Tag-Trigger-Consolidation: A Model of Early and Late Long-Term-Potentiation and Depression

Abstract

Changes in synaptic efficacies need to be long-lasting in order to serve as a substrate for memory. Experimentally, synaptic plasticity exhibits phases covering the induction of long-term potentiation and depression (LTP/LTD) during the early phase of synaptic plasticity, the setting of synaptic tags, a trigger process for protein synthesis, and a slow transition leading to synaptic consolidation during the late phase of synaptic plasticity. We present a mathematical model that describes these different phases of synaptic plasticity. The model explains a large body of experimental data on synaptic tagging and capture, cross-tagging, and the late phases of LTP and LTD. Moreover, the model accounts for the dependence of LTP and LTD induction on voltage and presynaptic stimulation frequency. The stabilization of potentiated synapses during the transition from early to late LTP occurs by protein synthesis dynamics that are shared by groups of synapses. The functional consequence of this shared process is that previously stabilized patterns of strong or weak synapses onto the same postsynaptic neuron are well protected against later changes induced by LTP/LTD protocols at individual synapses. Humans and animals learn by changing the strength of connections between neurons, a phenomenon called synaptic plasticity.
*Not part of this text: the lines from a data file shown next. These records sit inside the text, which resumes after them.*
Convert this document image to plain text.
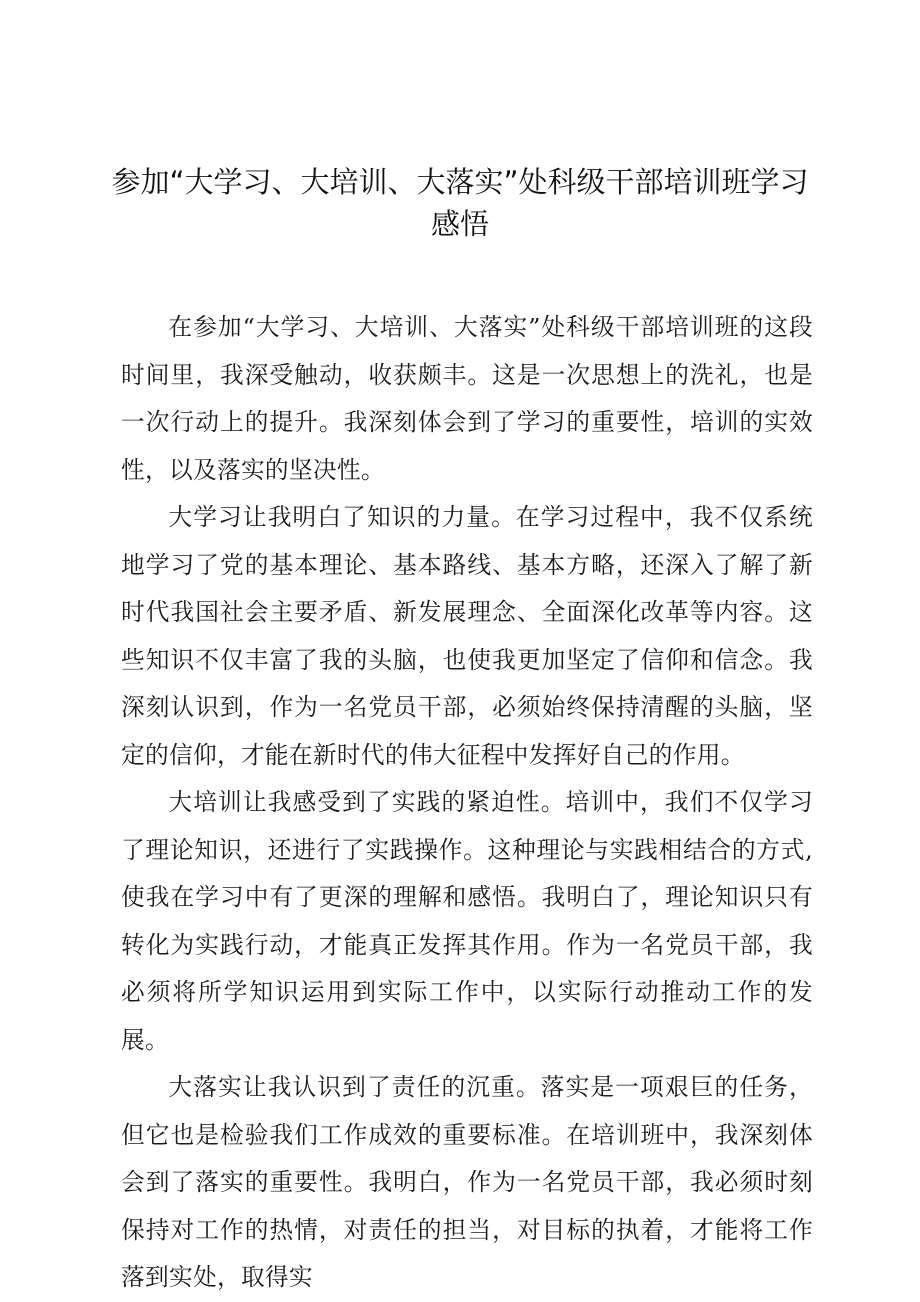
参加“大学习、大培训、大落实”处科级干部培训班学习感悟

在参加“大学习、大培训、大落实”处科级干部培训班的这段时间里，我深受触动，收获颇丰。这是一次思想上的洗礼，也是一次行动上的提升。我深刻体会到了学习的重要性，培训的实效性，以及落实的坚决性。

大学习让我明白了知识的力量。在学习过程中，我不仅系统地学习了党的基本理论、基本路线、基本方略，还深入了解了新时代我国社会主要矛盾、新发展理念、全面深化改革等内容。这些知识不仅丰富了我的头脑，也使我更加坚定了信仰和信念。我深刻认识到，作为一名党员干部，必须始终保持清醒的头脑，坚定的信仰，才能在新时代的伟大征程中发挥好自己的作用。

大培训让我感受到了实践的紧迫性。培训中，我们不仅学习了理论知识，还进行了实践操作。这种理论与实践相结合的方式,使我在学习中有了更深的理解和感悟。我明白了，理论知识只有转化为实践行动，才能真正发挥其作用。作为一名党员干部，我必须将所学知识运用到实际工作中，以实际行动推动工作的发展。

大落实让我认识到了责任的沉重。落实是一项艰巨的任务，但它也是检验我们工作成效的重要标准。在培训班中，我深刻体会到了落实的重要性。我明白，作为一名党员干部，我必须时刻保持对工作的热情，对责任的担当，对目标的执着，才能将工作落到实处，取得实
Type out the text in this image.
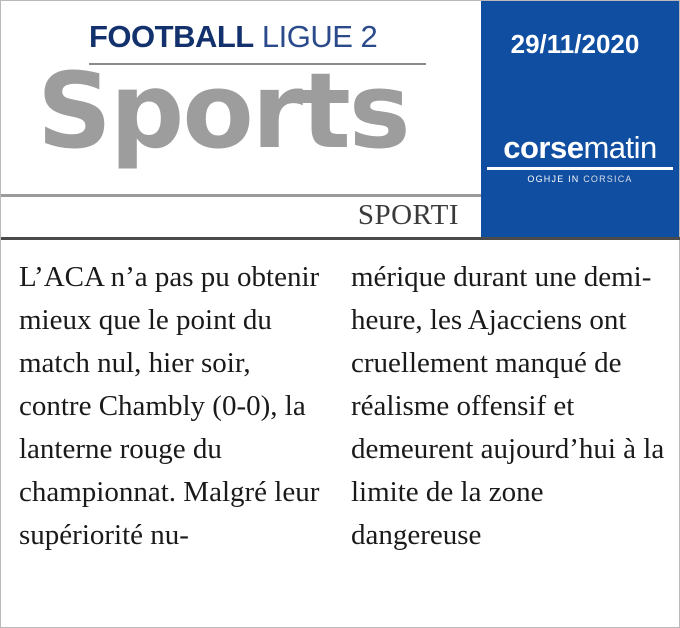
FOOTBALL LIGUE 2
Sports
SPORTI
29/11/2020
corsematin
OGHJE IN CORSICA

L’ACA n’a pas pu obtenir mieux que le point du match nul, hier soir, contre Chambly (0-0), la lanterne rouge du championnat. Malgré leur supériorité nu-

mérique durant une demi-heure, les Ajacciens ont cruellement manqué de réalisme offensif et demeurent aujourd’hui à la limite de la zone dangereuse
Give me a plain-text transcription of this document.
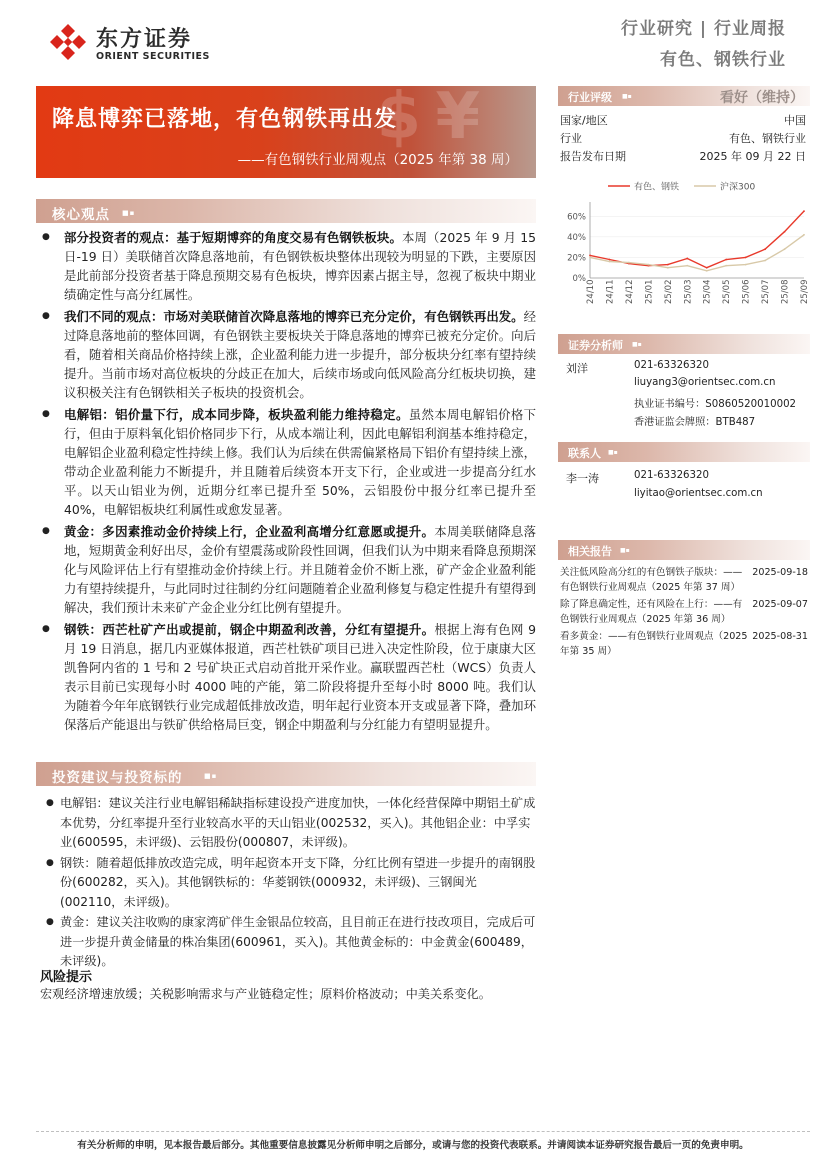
东方证券
ORIENT SECURITIES
行业研究 | 行业周报
有色、钢铁行业
$ ¥
降息博弈已落地，有色钢铁再出发
——有色钢铁行业周观点（2025 年第 38 周）
核心观点 ■▪
● 部分投资者的观点：基于短期博弈的角度交易有色钢铁板块。本周（2025 年 9 月 15 日-19 日）美联储首次降息落地前，有色钢铁板块整体出现较为明显的下跌，主要原因是此前部分投资者基于降息预期交易有色板块，博弈因素占据主导，忽视了板块中期业绩确定性与高分红属性。
● 我们不同的观点：市场对美联储首次降息落地的博弈已充分定价，有色钢铁再出发。经过降息落地前的整体回调，有色钢铁主要板块关于降息落地的博弈已被充分定价。向后看，随着相关商品价格持续上涨，企业盈利能力进一步提升，部分板块分红率有望持续提升。当前市场对高位板块的分歧正在加大，后续市场或向低风险高分红板块切换，建议积极关注有色钢铁相关子板块的投资机会。
● 电解铝：铝价量下行，成本同步降，板块盈利能力维持稳定。虽然本周电解铝价格下行，但由于原料氧化铝价格同步下行，从成本端让利，因此电解铝利润基本维持稳定，电解铝企业盈利稳定性持续上修。我们认为后续在供需偏紧格局下铝价有望持续上涨，带动企业盈利能力不断提升，并且随着后续资本开支下行，企业或进一步提高分红水平。以天山铝业为例，近期分红率已提升至 50%，云铝股份中报分红率已提升至 40%，电解铝板块红利属性或愈发显著。
● 黄金：多因素推动金价持续上行，企业盈利高增分红意愿或提升。本周美联储降息落地，短期黄金利好出尽，金价有望震荡或阶段性回调，但我们认为中期来看降息预期深化与风险评估上行有望推动金价持续上行。并且随着金价不断上涨，矿产金企业盈利能力有望持续提升，与此同时过往制约分红问题随着企业盈利修复与稳定性提升有望得到解决，我们预计未来矿产金企业分红比例有望提升。
● 钢铁：西芒杜矿产出或提前，钢企中期盈利改善，分红有望提升。根据上海有色网 9 月 19 日消息，据几内亚媒体报道，西芒杜铁矿项目已进入决定性阶段，位于康康大区凯鲁阿内省的 1 号和 2 号矿块正式启动首批开采作业。赢联盟西芒杜（WCS）负责人表示目前已实现每小时 4000 吨的产能，第二阶段将提升至每小时 8000 吨。我们认为随着今年年底钢铁行业完成超低排放改造，明年起行业资本开支或显著下降，叠加环保落后产能退出与铁矿供给格局巨变，钢企中期盈利与分红能力有望明显提升。
投资建议与投资标的	■▪

● 电解铝：建议关注行业电解铝稀缺指标建设投产进度加快，一体化经营保障中期铝土矿成本优势，分红率提升至行业较高水平的天山铝业(002532，买入)。其他铝企业：中孚实业(600595，未评级)、云铝股份(000807，未评级)。

● 钢铁：随着超低排放改造完成，明年起资本开支下降，分红比例有望进一步提升的南钢股份(600282，买入)。其他钢铁标的：华菱钢铁(000932，未评级)、三钢闽光(002110，未评级)。

● 黄金：建议关注收购的康家湾矿伴生金银品位较高，且目前正在进行技改项目，完成后可进一步提升黄金储量的株冶集团(600961，买入)。其他黄金标的：中金黄金(600489，未评级)。

风险提示
宏观经济增速放缓；关税影响需求与产业链稳定性；原料价格波动；中美关系变化。
行业评级 ■▪	看好（维持）
国家/地区	中国
行业	有色、钢铁行业
报告发布日期	2025 年 09 月 22 日
有色、钢铁	沪深300
0%
20%
40%
60%
24/10 24/11 24/12 25/01 25/02 25/03 25/04 25/05 25/06 25/07 25/08 25/09
证券分析师 ■▪
刘洋	021-63326320
liuyang3@orientsec.com.cn
执业证书编号：S0860520010002
香港证监会牌照：BTB487
联系人 ■▪
李一涛	021-63326320
liyitao@orientsec.com.cn
相关报告 ■▪
关注低风险高分红的有色钢铁子版块：——有色钢铁行业周观点（2025 年第 37 周）
2025-09-18
除了降息确定性，还有风险在上行：——有色钢铁行业周观点（2025 年第 36 周）
2025-09-07
看多黄金：——有色钢铁行业周观点（2025 年第 35 周）
2025-08-31
有关分析师的申明，见本报告最后部分。其他重要信息披露见分析师申明之后部分，或请与您的投资代表联系。并请阅读本证券研究报告最后一页的免责申明。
These changes can be induced by rather short stimuli (lasting sometimes only a few seconds) but should then be stable for months or years in order to be useful for long-term memory. Experimentalists have shown that synapses undergo a sequence of steps that transforms the rapid change during the early phase of synaptic plasticity into a stable memory trace in the late phase. In this paper we introduce a model with a small number of equations that can describe the phenomena of induction of synaptic changes during the early phase of synaptic plasticity, the trigger process for protein synthesis, and the final stabilization. The model covers a broad range of experimental phenomena known as tagging experiments and makes testable predictions. The ability to model the stabilization of synapses is crucial to understand learning and memory processes in animals and humans and a necessary ingredient for any large-scale model of the brain.